Of course, perhaps the record’s character can be chalked up to the fact that slowing and pitching any piece of music down will naturally make it sound darker, but what’s incontrovertible is that Chop God has unearthed themes in Beyoncé that perhaps go by too quickly to be caught at normal speed. The album’s undercurrents of anxiety, self-doubt, and arguably submissive sexuality play loudly when its palatable tempos are stretched so that each compositional element is allowed to linger in the air. “Partition”’s chorus is a fine example of how a simple recontextualization is enough to cross the bridge from sexy to striking in a less titillating sense; “Take all of me / I just wanna be the girl you like” goes from aggressive to desperately impossible. Elsewhere, Chop God’s take on “No Angel” has it slinking along at a witch-house crawl which gives the song’s electronic wobbles room to play but also gives Beyonce’s lyrics an air of tremendous seriousness. At normal speed, it’s difficult to imagine the depths to which Jay-Z is “no angel,” but in Chop’s more emotionally dire mix, the track bears a helluva lot more weight.

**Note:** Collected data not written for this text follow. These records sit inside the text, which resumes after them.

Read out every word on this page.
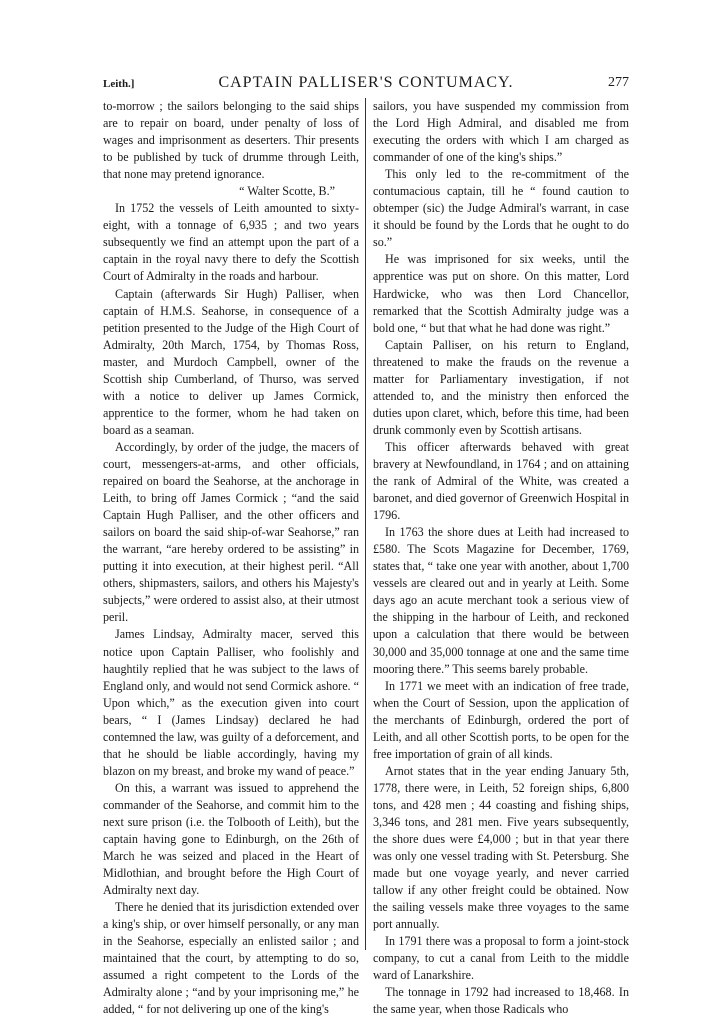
Leith.]	CAPTAIN PALLISER'S CONTUMACY.	277

to-morrow ; the sailors belonging to the said ships are to repair on board, under penalty of loss of wages and imprisonment as deserters. Thir presents to be published by tuck of drumme through Leith, that none may pretend ignorance.

“ Walter Scotte, B.”

In 1752 the vessels of Leith amounted to sixty-eight, with a tonnage of 6,935 ; and two years subsequently we find an attempt upon the part of a captain in the royal navy there to defy the Scottish Court of Admiralty in the roads and harbour.

Captain (afterwards Sir Hugh) Palliser, when captain of H.M.S. Seahorse, in consequence of a petition presented to the Judge of the High Court of Admiralty, 20th March, 1754, by Thomas Ross, master, and Murdoch Campbell, owner of the Scottish ship Cumberland, of Thurso, was served with a notice to deliver up James Cormick, apprentice to the former, whom he had taken on board as a seaman.

Accordingly, by order of the judge, the macers of court, messengers-at-arms, and other officials, repaired on board the Seahorse, at the anchorage in Leith, to bring off James Cormick ; “and the said Captain Hugh Palliser, and the other officers and sailors on board the said ship-of-war Seahorse,” ran the warrant, “are hereby ordered to be assisting” in putting it into execution, at their highest peril. “All others, shipmasters, sailors, and others his Majesty's subjects,” were ordered to assist also, at their utmost peril.

James Lindsay, Admiralty macer, served this notice upon Captain Palliser, who foolishly and haughtily replied that he was subject to the laws of England only, and would not send Cormick ashore. “ Upon which,” as the execution given into court bears, “ I (James Lindsay) declared he had contemned the law, was guilty of a deforcement, and that he should be liable accordingly, having my blazon on my breast, and broke my wand of peace.”

On this, a warrant was issued to apprehend the commander of the Seahorse, and commit him to the next sure prison (i.e. the Tolbooth of Leith), but the captain having gone to Edinburgh, on the 26th of March he was seized and placed in the Heart of Midlothian, and brought before the High Court of Admiralty next day.

There he denied that its jurisdiction extended over a king's ship, or over himself personally, or any man in the Seahorse, especially an enlisted sailor ; and maintained that the court, by attempting to do so, assumed a right competent to the Lords of the Admiralty alone ; “and by your imprisoning me,” he added, “ for not delivering up one of the king's

sailors, you have suspended my commission from the Lord High Admiral, and disabled me from executing the orders with which I am charged as commander of one of the king's ships.”

This only led to the re-commitment of the contumacious captain, till he “ found caution to obtemper (sic) the Judge Admiral's warrant, in case it should be found by the Lords that he ought to do so.”

He was imprisoned for six weeks, until the apprentice was put on shore. On this matter, Lord Hardwicke, who was then Lord Chancellor, remarked that the Scottish Admiralty judge was a bold one, “ but that what he had done was right.”

Captain Palliser, on his return to England, threatened to make the frauds on the revenue a matter for Parliamentary investigation, if not attended to, and the ministry then enforced the duties upon claret, which, before this time, had been drunk commonly even by Scottish artisans.

This officer afterwards behaved with great bravery at Newfoundland, in 1764 ; and on attaining the rank of Admiral of the White, was created a baronet, and died governor of Greenwich Hospital in 1796.

In 1763 the shore dues at Leith had increased to £580. The Scots Magazine for December, 1769, states that, “ take one year with another, about 1,700 vessels are cleared out and in yearly at Leith. Some days ago an acute merchant took a serious view of the shipping in the harbour of Leith, and reckoned upon a calculation that there would be between 30,000 and 35,000 tonnage at one and the same time mooring there.” This seems barely probable.

In 1771 we meet with an indication of free trade, when the Court of Session, upon the application of the merchants of Edinburgh, ordered the port of Leith, and all other Scottish ports, to be open for the free importation of grain of all kinds.

Arnot states that in the year ending January 5th, 1778, there were, in Leith, 52 foreign ships, 6,800 tons, and 428 men ; 44 coasting and fishing ships, 3,346 tons, and 281 men. Five years subsequently, the shore dues were £4,000 ; but in that year there was only one vessel trading with St. Petersburg. She made but one voyage yearly, and never carried tallow if any other freight could be obtained. Now the sailing vessels make three voyages to the same port annually.

In 1791 there was a proposal to form a joint-stock company, to cut a canal from Leith to the middle ward of Lanarkshire.

The tonnage in 1792 had increased to 18,468. In the same year, when those Radicals who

This isn’t to say that everything on Chop God’s remix is dark. Because of its form, his mix is bound to the various tenors of the the original album, which means the more upbeat tracks get imagined in ways different from the way he interprets tracks like “No Angel” or “Mine.” For example, when he plays the wonderful, shamelessly maximalist “XO” in slow motion, it becomes an IMAX sensory overload. “Blow,” one of Beyoncé’s undeniable stunners, gets its Neptunes thump moved from the hips to the head, and becomes a cerebral trip-hop track, replete with the soon-to-be iconic “I can’t wait till I get home so you can tear that cherry out” playing throughout. And if “Rocket” is for making love slowly, Chop God’s take might be for moving at a sloth’s pace—not necessarily in a bad way, either. Of course, while the mix’s emotional tenor is bound to the journey of the original album, so is its quality. With the exception of “No Angel,” the songs and moments that are superfluous on Beyoncé are the same here; slowing Jay-Z down to Snorlax levels does nothing to help the impression that his verse was a lazy cash grab, and no amount of work with “Heaven” could make it hold up against the mastery that surrounds it. On the flipside, the highlights remain highlights; basically, the quality of the original album dictates how hauntingly addictive Chop God’s mix is.

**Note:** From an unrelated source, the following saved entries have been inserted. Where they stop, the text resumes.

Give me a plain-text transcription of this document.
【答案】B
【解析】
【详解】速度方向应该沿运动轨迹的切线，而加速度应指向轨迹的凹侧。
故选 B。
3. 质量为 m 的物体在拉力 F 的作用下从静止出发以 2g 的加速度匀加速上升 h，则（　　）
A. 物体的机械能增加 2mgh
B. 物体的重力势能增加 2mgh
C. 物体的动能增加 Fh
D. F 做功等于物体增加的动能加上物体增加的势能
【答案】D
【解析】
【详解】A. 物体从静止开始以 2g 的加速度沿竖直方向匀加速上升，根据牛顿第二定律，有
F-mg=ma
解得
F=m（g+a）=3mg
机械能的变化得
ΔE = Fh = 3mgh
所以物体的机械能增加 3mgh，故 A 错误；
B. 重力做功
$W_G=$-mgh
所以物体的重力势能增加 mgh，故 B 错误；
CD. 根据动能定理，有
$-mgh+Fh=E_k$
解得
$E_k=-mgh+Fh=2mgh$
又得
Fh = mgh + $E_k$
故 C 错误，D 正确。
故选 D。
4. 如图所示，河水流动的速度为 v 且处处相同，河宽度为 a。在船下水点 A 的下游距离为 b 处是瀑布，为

And thus we return to the strange critical question at the heart of Beyoncé (Chopped and Screwed): who to give the credit to? What we have here is an interpretation of Beyoncé’s album, an album that is both phenomenal in its own right and whose minimal, beat-driven makeup make it perfectly suited to a Chopped and Screwed mix. Put the two albums side by side: one was labored over in secret with multiple millions of dollars and dropped on the world to record-breaking fervor, the other mixed with various, ostensibly simple production techniques with a considerably smaller budget. Naturally the impetus is to privilege the former because it involved a tremendous amount of talent to produce, and dismiss this, the latter, because it sounds like an experiment. But there is something here, something worth evaluating critically for its political potential, for the alternatives it presents to what the pop mainstream must produce, try as it might to break out of that shell (as Beyoncé surely does). If you kill the author, then you’re looking at two pieces of work in very similar quality. Perhaps it’s about time critics and fans started looking at the little guy who made a compelling piece of fan-art more seriously, because what Chop God made is marvelous, even if Beyoncé provided all the tools. The “artist” may be murky, but the art, however, is there. Isn’t that what we’re here for?